Closed johnsocg closed 11 years ago
Thanks for the patch @johnsocg
Fatcache is designed to be different from traditional memcache. The design of the fatcache (batch writes) dictates that writes happen at slab size granularity and given SSD erase granularity, this needs to be multiple of MB. This is the reason why the slab sizes command-line argumentis is considered as multiple of MB.
@manjuraj
Understandable. It still doesn't change the fact that the usage dictates specifying slab size in bytes, and the value is modified internally, unbeknownst to the user, to an undocumented, arbitrary alignment.
I've added an additional commit (https://github.com/johnsocg/fatcache/commit/242ceee556b83746276874114bc0323339d59794) that only allows specifying slabs as multiples of 1MB. Otherwise, it'll exit on error the same as if a slab is too large or too small.
I believe this route is more user-friendly than just updating the usage string to say "use MB", but I don't want to spam pull requests. If you're interested in the change, I'll create a new one.

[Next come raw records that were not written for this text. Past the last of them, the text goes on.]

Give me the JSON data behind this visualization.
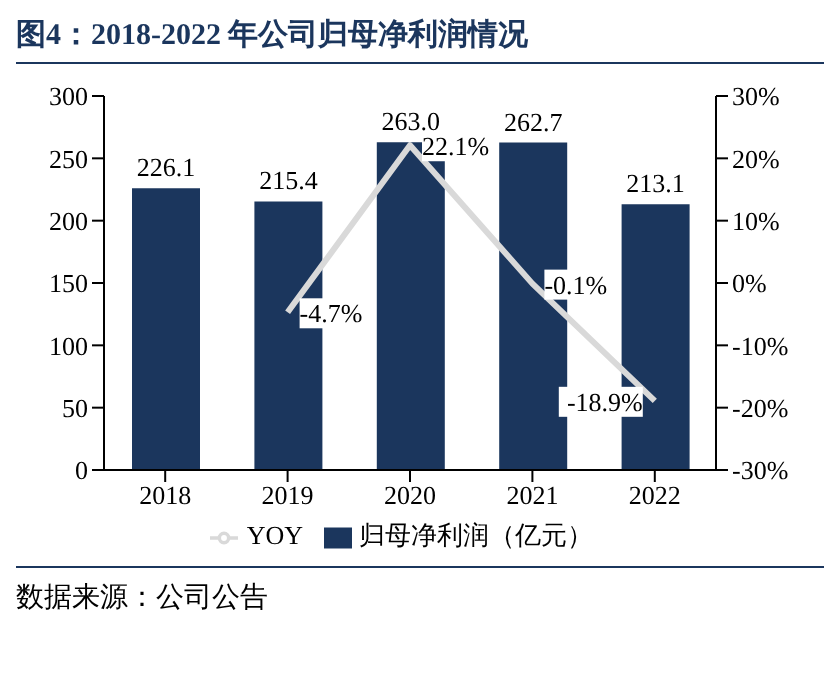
{
  "chart_data": {
    "type": "bar",
    "title": "图4：2018-2022 年公司归母净利润情况",
    "categories": [
      "2018",
      "2019",
      "2020",
      "2021",
      "2022"
    ],
    "series": [
      {
        "name": "归母净利润（亿元）",
        "color": "#1b365d",
        "values": [
          226.1,
          215.4,
          263.0,
          262.7,
          213.1
        ],
        "value_labels": [
          "226.1",
          "215.4",
          "263.0",
          "262.7",
          "213.1"
        ]
      },
      {
        "name": "YOY",
        "type": "line",
        "axis": "y2",
        "color": "#d9d9d9",
        "values": [
          null,
          -4.7,
          22.1,
          -0.1,
          -18.9
        ],
        "value_labels": [
          null,
          "-4.7%",
          "22.1%",
          "-0.1%",
          "-18.9%"
        ]
      }
    ],
    "ylim": [
      0,
      300
    ],
    "yticks": [
      0,
      50,
      100,
      150,
      200,
      250,
      300
    ],
    "y2lim": [
      -30,
      30
    ],
    "y2ticks": [
      {
        "value": -30,
        "label": "-30%"
      },
      {
        "value": -20,
        "label": "-20%"
      },
      {
        "value": -10,
        "label": "-10%"
      },
      {
        "value": 0,
        "label": "0%"
      },
      {
        "value": 10,
        "label": "10%"
      },
      {
        "value": 20,
        "label": "20%"
      },
      {
        "value": 30,
        "label": "30%"
      }
    ],
    "legend": "bottom",
    "marker": "none",
    "annotations": [
      "数据来源：公司公告"
    ]
  }
}
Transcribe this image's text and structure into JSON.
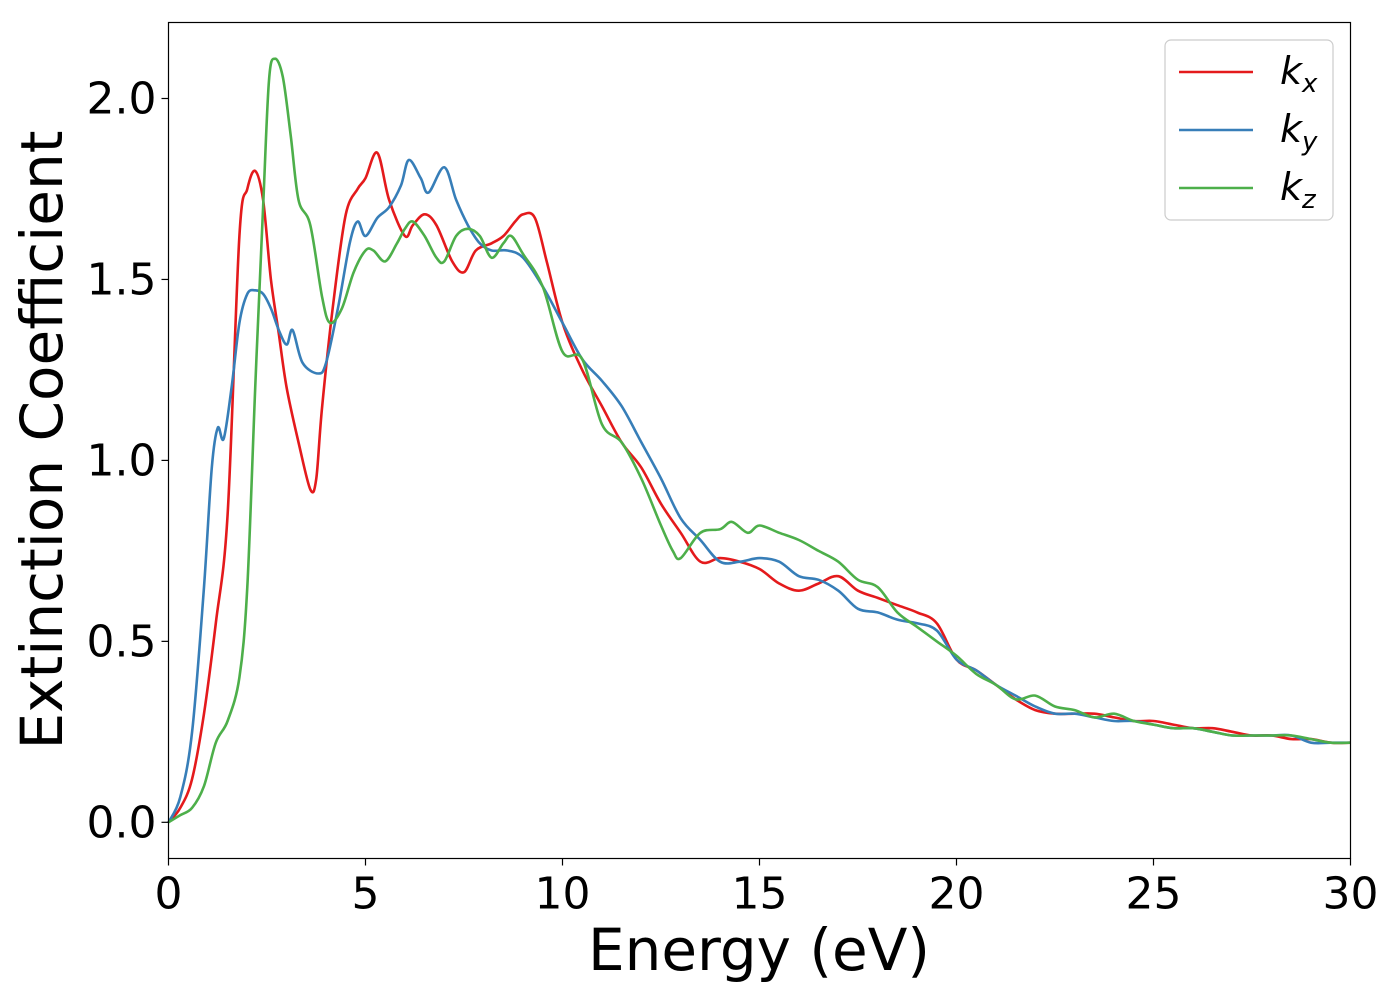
{
  "chart_data": {
    "type": "line",
    "xlabel": "Energy (eV)",
    "ylabel": "Extinction Coefficient",
    "xlim": [
      0,
      30
    ],
    "ylim": [
      -0.1,
      2.21
    ],
    "xticks": [
      0,
      5,
      10,
      15,
      20,
      25,
      30
    ],
    "yticks": [
      0.0,
      0.5,
      1.0,
      1.5,
      2.0
    ],
    "xtick_labels": [
      "0",
      "5",
      "10",
      "15",
      "20",
      "25",
      "30"
    ],
    "ytick_labels": [
      "0.0",
      "0.5",
      "1.0",
      "1.5",
      "2.0"
    ],
    "grid": false,
    "legend_position": "top-right",
    "series": [
      {
        "name": "k_x",
        "label_main": "k",
        "label_sub": "x",
        "color": "#e41a1c",
        "x": [
          0,
          0.3,
          0.6,
          0.9,
          1.2,
          1.5,
          1.8,
          2.0,
          2.2,
          2.4,
          2.6,
          2.8,
          3.0,
          3.3,
          3.6,
          3.75,
          3.9,
          4.2,
          4.5,
          4.8,
          5.0,
          5.3,
          5.6,
          6.0,
          6.2,
          6.5,
          6.8,
          7.2,
          7.5,
          7.8,
          8.2,
          8.5,
          8.8,
          9.0,
          9.3,
          9.6,
          10.0,
          10.5,
          11.0,
          11.5,
          12.0,
          12.5,
          13.0,
          13.5,
          14.0,
          14.5,
          15.0,
          15.5,
          16.0,
          16.5,
          17.0,
          17.5,
          18.0,
          18.5,
          19.0,
          19.5,
          20.0,
          20.5,
          21.0,
          21.5,
          22.0,
          22.5,
          23.0,
          23.5,
          24.0,
          24.5,
          25.0,
          25.5,
          26.0,
          26.5,
          27.0,
          27.5,
          28.0,
          28.5,
          29.0,
          29.5,
          30.0
        ],
        "values": [
          0.0,
          0.04,
          0.12,
          0.3,
          0.55,
          0.85,
          1.62,
          1.75,
          1.8,
          1.72,
          1.5,
          1.35,
          1.2,
          1.05,
          0.92,
          0.95,
          1.15,
          1.45,
          1.68,
          1.75,
          1.78,
          1.85,
          1.72,
          1.62,
          1.65,
          1.68,
          1.65,
          1.55,
          1.52,
          1.58,
          1.6,
          1.62,
          1.66,
          1.68,
          1.67,
          1.55,
          1.38,
          1.25,
          1.15,
          1.05,
          0.98,
          0.88,
          0.8,
          0.72,
          0.73,
          0.72,
          0.7,
          0.66,
          0.64,
          0.66,
          0.68,
          0.64,
          0.62,
          0.6,
          0.58,
          0.55,
          0.45,
          0.42,
          0.38,
          0.34,
          0.31,
          0.3,
          0.3,
          0.3,
          0.29,
          0.28,
          0.28,
          0.27,
          0.26,
          0.26,
          0.25,
          0.24,
          0.24,
          0.23,
          0.23,
          0.22,
          0.22
        ]
      },
      {
        "name": "k_y",
        "label_main": "k",
        "label_sub": "y",
        "color": "#377eb8",
        "x": [
          0,
          0.3,
          0.6,
          0.9,
          1.1,
          1.25,
          1.4,
          1.6,
          1.8,
          2.0,
          2.2,
          2.4,
          2.6,
          2.8,
          3.0,
          3.15,
          3.4,
          3.8,
          4.0,
          4.3,
          4.6,
          4.8,
          5.0,
          5.3,
          5.6,
          5.9,
          6.1,
          6.4,
          6.6,
          7.0,
          7.3,
          7.6,
          7.9,
          8.2,
          8.6,
          9.0,
          9.5,
          10.0,
          10.5,
          11.0,
          11.5,
          12.0,
          12.5,
          13.0,
          13.5,
          14.0,
          14.5,
          15.0,
          15.5,
          16.0,
          16.5,
          17.0,
          17.5,
          18.0,
          18.5,
          19.0,
          19.5,
          20.0,
          20.5,
          21.0,
          21.5,
          22.0,
          22.5,
          23.0,
          23.5,
          24.0,
          24.5,
          25.0,
          25.5,
          26.0,
          26.5,
          27.0,
          27.5,
          28.0,
          28.5,
          29.0,
          29.5,
          30.0
        ],
        "values": [
          0.0,
          0.07,
          0.25,
          0.65,
          0.98,
          1.09,
          1.06,
          1.2,
          1.38,
          1.46,
          1.47,
          1.46,
          1.42,
          1.36,
          1.32,
          1.36,
          1.27,
          1.24,
          1.27,
          1.42,
          1.6,
          1.66,
          1.62,
          1.67,
          1.7,
          1.76,
          1.83,
          1.78,
          1.74,
          1.81,
          1.72,
          1.65,
          1.6,
          1.58,
          1.58,
          1.56,
          1.48,
          1.38,
          1.28,
          1.22,
          1.15,
          1.05,
          0.95,
          0.84,
          0.78,
          0.72,
          0.72,
          0.73,
          0.72,
          0.68,
          0.67,
          0.64,
          0.59,
          0.58,
          0.56,
          0.55,
          0.53,
          0.45,
          0.42,
          0.38,
          0.35,
          0.32,
          0.3,
          0.3,
          0.29,
          0.28,
          0.28,
          0.27,
          0.26,
          0.26,
          0.25,
          0.24,
          0.24,
          0.24,
          0.24,
          0.22,
          0.22,
          0.22
        ]
      },
      {
        "name": "k_z",
        "label_main": "k",
        "label_sub": "z",
        "color": "#4daf4a",
        "x": [
          0,
          0.3,
          0.6,
          0.9,
          1.2,
          1.5,
          1.8,
          2.0,
          2.2,
          2.4,
          2.55,
          2.7,
          2.9,
          3.1,
          3.3,
          3.6,
          3.9,
          4.1,
          4.4,
          4.7,
          5.0,
          5.2,
          5.5,
          5.8,
          6.0,
          6.2,
          6.5,
          6.8,
          7.0,
          7.3,
          7.6,
          7.9,
          8.2,
          8.5,
          8.7,
          9.0,
          9.5,
          10.0,
          10.5,
          11.0,
          11.5,
          12.0,
          12.5,
          12.8,
          13.0,
          13.5,
          14.0,
          14.3,
          14.7,
          15.0,
          15.5,
          16.0,
          16.5,
          17.0,
          17.5,
          18.0,
          18.5,
          19.0,
          19.5,
          20.0,
          20.5,
          21.0,
          21.5,
          22.0,
          22.5,
          23.0,
          23.5,
          24.0,
          24.5,
          25.0,
          25.5,
          26.0,
          26.5,
          27.0,
          27.5,
          28.0,
          28.5,
          29.0,
          29.5,
          30.0
        ],
        "values": [
          0.0,
          0.02,
          0.04,
          0.1,
          0.22,
          0.28,
          0.4,
          0.65,
          1.2,
          1.7,
          2.05,
          2.11,
          2.06,
          1.9,
          1.72,
          1.65,
          1.45,
          1.38,
          1.42,
          1.52,
          1.58,
          1.58,
          1.55,
          1.6,
          1.64,
          1.66,
          1.62,
          1.56,
          1.55,
          1.62,
          1.64,
          1.62,
          1.56,
          1.6,
          1.62,
          1.57,
          1.48,
          1.3,
          1.28,
          1.1,
          1.05,
          0.95,
          0.82,
          0.75,
          0.73,
          0.8,
          0.81,
          0.83,
          0.8,
          0.82,
          0.8,
          0.78,
          0.75,
          0.72,
          0.67,
          0.65,
          0.58,
          0.54,
          0.5,
          0.46,
          0.41,
          0.38,
          0.34,
          0.35,
          0.32,
          0.31,
          0.29,
          0.3,
          0.28,
          0.27,
          0.26,
          0.26,
          0.25,
          0.24,
          0.24,
          0.24,
          0.24,
          0.23,
          0.22,
          0.22
        ]
      }
    ]
  }
}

Ah!, I see your point. You are saying that the following usage indicates that we expect the input as bytes and not multiple of MB
-I, --slab-size=N : set slab size in bytes (default: 1048576 bytes)

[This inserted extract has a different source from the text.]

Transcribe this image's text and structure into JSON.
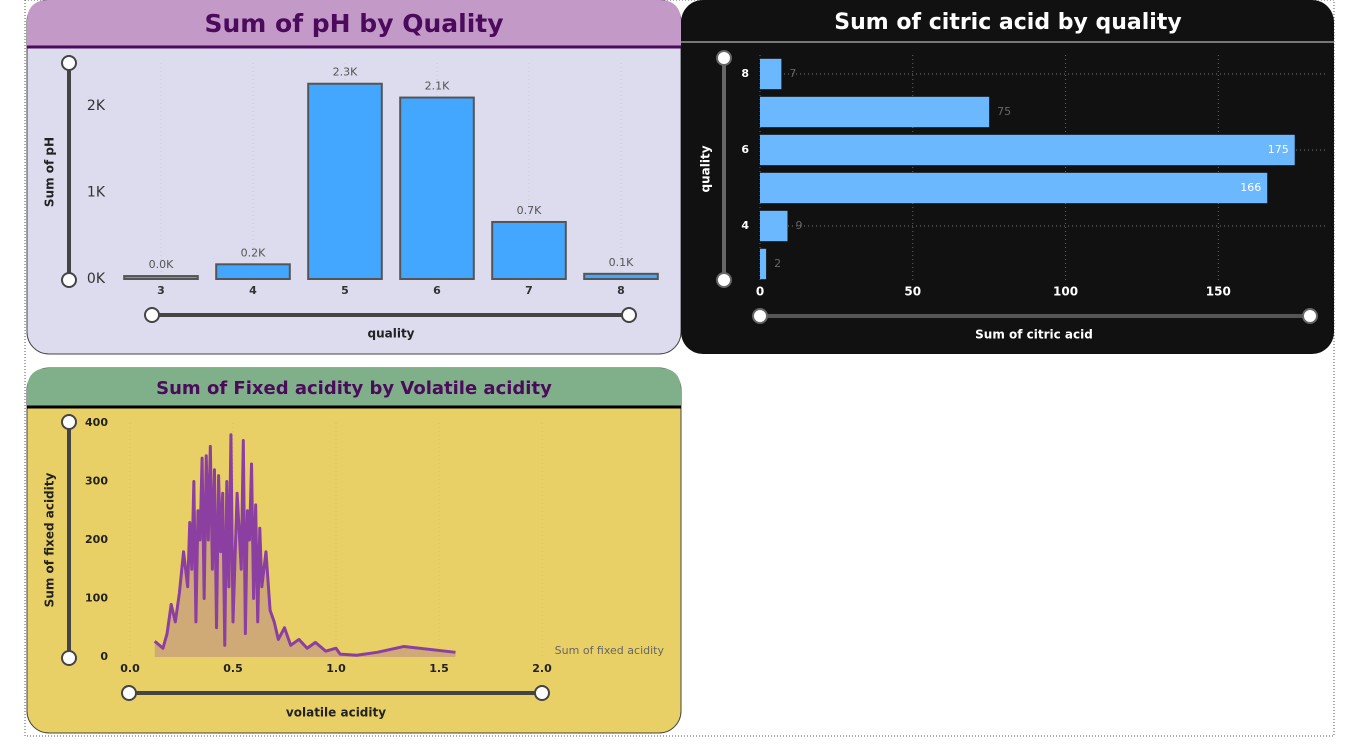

We can fix the usage. However, I would like the command-line to take slab-size input as multiple of MB
The first patch fixes handling of -I arguments. Traditional memcached behaviour and fatcache usage text both dictate the argument should be specified in bytes. Internally it was being treated as if it were megabytes.
The second patch, again for traditional memcached compatibilty (existing scripts, config files,etc), adds the ability to append a unit suffix k/K or m/M to specify the slab size as KiB or MiB, respectively, via the command line.